Josef Wieland ist Ökonom und Professor für Institutional Economics & Organisational Governance, Integrity Management & Transcultural Leadership sowie Direktor des Leadership Excellence Institute Zeppelin (LEIZ) an der Zeppelin Universität.

Pressestimmen


Die bei der Zukunftskonferenz diskutierten Prämissen zur »Arbeit der Zivilgesellschaft« greift mit den politischen, ökonomischen, ethischen, ästhetischen und weltanschaulichen Aspekten weit in die gesellschaftlichen Sphären eines zivilgesellschaftlichen Denkens und Tuns aus. Die lokale und globale »Wiederentdeckung der Qualität von Sozialräumen« und Existenzen macht es notwendig, auf den unterschiedlichen Feldern eines demokratischen und freiheitlichen Grundverständnisses von Gesellschaft einen Perspektivenwechsel zu vollziehen. Die österreichische Stiftung »Societas Futura. Gesellschaft Gestalten« nimmt die Sammlung und den Nachlass von Maximilian und Henriette Florian zum Anlass, nach Formen und Initiativen einer neuen Arbeitsteilung von Staat, Markt und Gesellschaft zu suchen!

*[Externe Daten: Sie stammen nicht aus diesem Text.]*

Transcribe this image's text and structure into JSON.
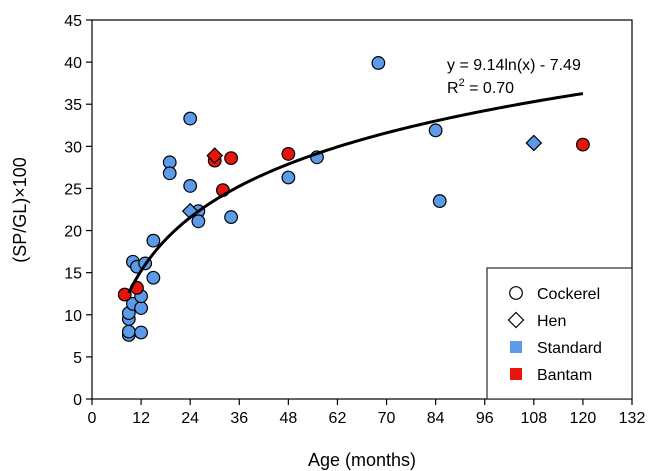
{
  "chart_data": {
    "type": "scatter",
    "xlabel": "Age (months)",
    "ylabel": "(SP/GL)×100",
    "xlim": [
      0,
      132
    ],
    "ylim": [
      0,
      45
    ],
    "xticks": [
      0,
      12,
      24,
      36,
      48,
      62,
      70,
      84,
      96,
      108,
      120,
      132
    ],
    "yticks": [
      0,
      5,
      10,
      15,
      20,
      25,
      30,
      35,
      40,
      45
    ],
    "grid": false,
    "legend_position": "bottom-right",
    "colors": {
      "Standard": "#5b9bea",
      "Bantam": "#e8150c"
    },
    "legend": [
      {
        "label": "Cockerel",
        "kind": "circle"
      },
      {
        "label": "Hen",
        "kind": "diamond"
      },
      {
        "label": "Standard",
        "kind": "square",
        "color_key": "Standard"
      },
      {
        "label": "Bantam",
        "kind": "square",
        "color_key": "Bantam"
      }
    ],
    "trendline": {
      "equation": "y = 9.14ln(x) - 7.49",
      "r2_prefix": "R",
      "r2_sup": "2",
      "r2_suffix": " = 0.70",
      "a": 9.14,
      "b": -7.49,
      "x_range": [
        9,
        120
      ]
    },
    "series": [
      {
        "sex": "Cockerel",
        "breed": "Standard",
        "points": [
          [
            9,
            7.6
          ],
          [
            9,
            8.0
          ],
          [
            9,
            9.5
          ],
          [
            9,
            10.2
          ],
          [
            10,
            16.3
          ],
          [
            10,
            11.3
          ],
          [
            11,
            15.7
          ],
          [
            12,
            7.9
          ],
          [
            12,
            10.8
          ],
          [
            12,
            12.2
          ],
          [
            13,
            16.1
          ],
          [
            15,
            18.8
          ],
          [
            15,
            14.4
          ],
          [
            19,
            28.1
          ],
          [
            19,
            26.8
          ],
          [
            24,
            33.3
          ],
          [
            24,
            25.3
          ],
          [
            26,
            22.3
          ],
          [
            26,
            21.1
          ],
          [
            34,
            21.6
          ],
          [
            48,
            26.3
          ],
          [
            55,
            28.7
          ],
          [
            70,
            39.9
          ],
          [
            84,
            31.9
          ],
          [
            85,
            23.5
          ]
        ]
      },
      {
        "sex": "Cockerel",
        "breed": "Bantam",
        "points": [
          [
            8,
            12.4
          ],
          [
            11,
            13.2
          ],
          [
            30,
            28.3
          ],
          [
            32,
            24.8
          ],
          [
            34,
            28.6
          ],
          [
            48,
            29.1
          ],
          [
            120,
            30.2
          ]
        ]
      },
      {
        "sex": "Hen",
        "breed": "Standard",
        "points": [
          [
            24,
            22.3
          ],
          [
            108,
            30.4
          ]
        ]
      },
      {
        "sex": "Hen",
        "breed": "Bantam",
        "points": [
          [
            30,
            28.9
          ]
        ]
      }
    ]
  }
}
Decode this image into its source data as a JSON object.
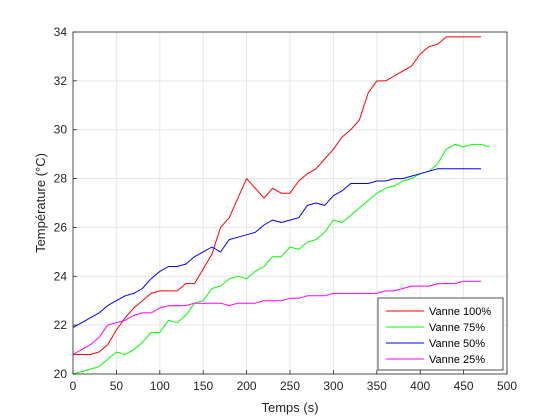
{
  "chart_data": {
    "type": "line",
    "title": "",
    "xlabel": "Temps (s)",
    "ylabel": "Température (°C)",
    "xlim": [
      0,
      500
    ],
    "ylim": [
      20,
      34
    ],
    "xticks": [
      0,
      50,
      100,
      150,
      200,
      250,
      300,
      350,
      400,
      450,
      500
    ],
    "yticks": [
      20,
      22,
      24,
      26,
      28,
      30,
      32,
      34
    ],
    "grid": true,
    "legend_position": "bottom-right",
    "series": [
      {
        "name": "Vanne 100%",
        "color": "#ff0000",
        "x": [
          0,
          10,
          20,
          30,
          40,
          50,
          60,
          70,
          80,
          90,
          100,
          110,
          120,
          130,
          140,
          150,
          160,
          170,
          180,
          190,
          200,
          210,
          220,
          230,
          240,
          250,
          260,
          270,
          280,
          290,
          300,
          310,
          320,
          330,
          340,
          350,
          360,
          370,
          380,
          390,
          400,
          410,
          420,
          430,
          440,
          450,
          460,
          470
        ],
        "y": [
          20.8,
          20.8,
          20.8,
          20.9,
          21.2,
          21.8,
          22.3,
          22.7,
          23.0,
          23.3,
          23.4,
          23.4,
          23.4,
          23.7,
          23.7,
          24.3,
          24.9,
          26.0,
          26.4,
          27.2,
          28.0,
          27.6,
          27.2,
          27.6,
          27.4,
          27.4,
          27.9,
          28.2,
          28.4,
          28.8,
          29.2,
          29.7,
          30.0,
          30.4,
          31.5,
          32.0,
          32.0,
          32.2,
          32.4,
          32.6,
          33.1,
          33.4,
          33.5,
          33.8,
          33.8,
          33.8,
          33.8,
          33.8
        ],
        "y_note": ""
      },
      {
        "name": "Vanne 75%",
        "color": "#00ff00",
        "x": [
          0,
          10,
          20,
          30,
          40,
          50,
          60,
          70,
          80,
          90,
          100,
          110,
          120,
          130,
          140,
          150,
          160,
          170,
          180,
          190,
          200,
          210,
          220,
          230,
          240,
          250,
          260,
          270,
          280,
          290,
          300,
          310,
          320,
          330,
          340,
          350,
          360,
          370,
          380,
          390,
          400,
          410,
          420,
          430,
          440,
          450,
          460,
          470,
          480
        ],
        "y": [
          20.0,
          20.1,
          20.2,
          20.3,
          20.6,
          20.9,
          20.8,
          21.0,
          21.3,
          21.7,
          21.7,
          22.2,
          22.1,
          22.4,
          22.9,
          23.0,
          23.5,
          23.6,
          23.9,
          24.0,
          23.9,
          24.2,
          24.4,
          24.8,
          24.8,
          25.2,
          25.1,
          25.4,
          25.5,
          25.8,
          26.3,
          26.2,
          26.5,
          26.8,
          27.1,
          27.4,
          27.6,
          27.7,
          27.9,
          28.0,
          28.2,
          28.3,
          28.6,
          29.2,
          29.4,
          29.3,
          29.4,
          29.4,
          29.3
        ],
        "y_note": ""
      },
      {
        "name": "Vanne 50%",
        "color": "#0000ff",
        "x": [
          0,
          10,
          20,
          30,
          40,
          50,
          60,
          70,
          80,
          90,
          100,
          110,
          120,
          130,
          140,
          150,
          160,
          170,
          180,
          190,
          200,
          210,
          220,
          230,
          240,
          250,
          260,
          270,
          280,
          290,
          300,
          310,
          320,
          330,
          340,
          350,
          360,
          370,
          380,
          390,
          400,
          410,
          420,
          430,
          440,
          450,
          460,
          470
        ],
        "y": [
          21.9,
          22.1,
          22.3,
          22.5,
          22.8,
          23.0,
          23.2,
          23.3,
          23.5,
          23.9,
          24.2,
          24.4,
          24.4,
          24.5,
          24.8,
          25.0,
          25.2,
          25.0,
          25.5,
          25.6,
          25.7,
          25.8,
          26.1,
          26.3,
          26.2,
          26.3,
          26.4,
          26.9,
          27.0,
          26.9,
          27.3,
          27.5,
          27.8,
          27.8,
          27.8,
          27.9,
          27.9,
          28.0,
          28.0,
          28.1,
          28.2,
          28.3,
          28.4,
          28.4,
          28.4,
          28.4,
          28.4,
          28.4
        ],
        "y_note": ""
      },
      {
        "name": "Vanne 25%",
        "color": "#ff00ff",
        "x": [
          0,
          10,
          20,
          30,
          40,
          50,
          60,
          70,
          80,
          90,
          100,
          110,
          120,
          130,
          140,
          150,
          160,
          170,
          180,
          190,
          200,
          210,
          220,
          230,
          240,
          250,
          260,
          270,
          280,
          290,
          300,
          310,
          320,
          330,
          340,
          350,
          360,
          370,
          380,
          390,
          400,
          410,
          420,
          430,
          440,
          450,
          460,
          470
        ],
        "y": [
          20.8,
          21.0,
          21.2,
          21.5,
          22.0,
          22.1,
          22.2,
          22.4,
          22.5,
          22.5,
          22.7,
          22.8,
          22.8,
          22.8,
          22.9,
          22.9,
          22.9,
          22.9,
          22.8,
          22.9,
          22.9,
          22.9,
          23.0,
          23.0,
          23.0,
          23.1,
          23.1,
          23.2,
          23.2,
          23.2,
          23.3,
          23.3,
          23.3,
          23.3,
          23.3,
          23.3,
          23.4,
          23.4,
          23.5,
          23.6,
          23.6,
          23.6,
          23.7,
          23.7,
          23.7,
          23.8,
          23.8,
          23.8
        ],
        "y_note": ""
      }
    ]
  }
}
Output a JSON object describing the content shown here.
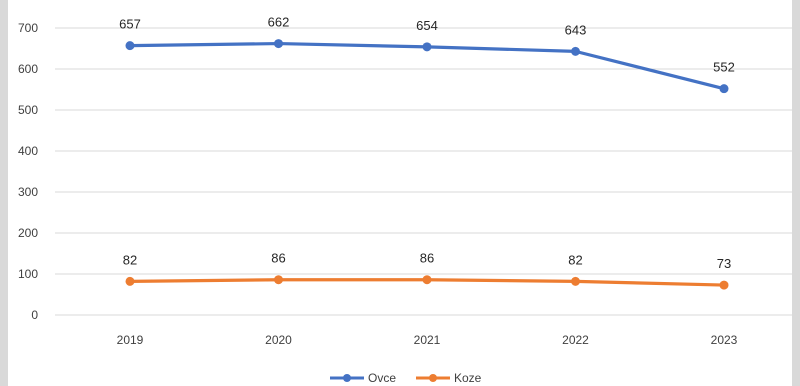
{
  "chart_data": {
    "type": "line",
    "title": "",
    "xlabel": "",
    "ylabel": "",
    "categories": [
      "2019",
      "2020",
      "2021",
      "2022",
      "2023"
    ],
    "ylim": [
      0,
      700
    ],
    "yticks": [
      0,
      100,
      200,
      300,
      400,
      500,
      600,
      700
    ],
    "grid": true,
    "legend_position": "bottom",
    "series": [
      {
        "name": "Ovce",
        "color": "#4472c4",
        "values": [
          657,
          662,
          654,
          643,
          552
        ],
        "labels": [
          "657",
          "662",
          "654",
          "643",
          "552"
        ]
      },
      {
        "name": "Koze",
        "color": "#ed7d31",
        "values": [
          82,
          86,
          86,
          82,
          73
        ],
        "labels": [
          "82",
          "86",
          "86",
          "82",
          "73"
        ]
      }
    ]
  }
}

Jos Schnurer, socialnet.de, 12.03.2019.
›Die Arbeit der Zivilgesellschaft‹, herausgegeben von Michael N. Ebertz, Ramona M. Kordesch, Josef Wieland, zielt zurecht auf Grundstrukturen der Zivilgesellschaft, ein Rechtssystem, das Einzelne und Gruppen vor der staatlichen Willkür schützt, und vor allem auf die Herausbildung von zivilgesellschaftlicher Kompetenz (derzeit sind nur 1,8% der Bevölkerung ehrenamtlich tätig), um Konflikte friedlich zu lösen. Dazu bedarf es die Notwendigkeit eines Partizipationsethos, der sowohl zivil-religiös (R. Fuhrmann) wie transzendent-philosophisch (W.Prankl) gemünzt ist. Dieses kreative Potential religiöser Akteure umfasst gewaltfreie, solidarische Praktiken, humane Haltung und die Nutzung digitaler Instrumente [...] diese Ethik des Verhaltens, eines übergreifenden Konsenses faktisch bis annähernd (in Wahrheit / Wirklichkeit) zu gestalten, wie es dieses Diskursbuch klar und grundehrlich anvisiert.
Marga u. Walther Prankl, kultur-punkt.ch, Jan. 2019.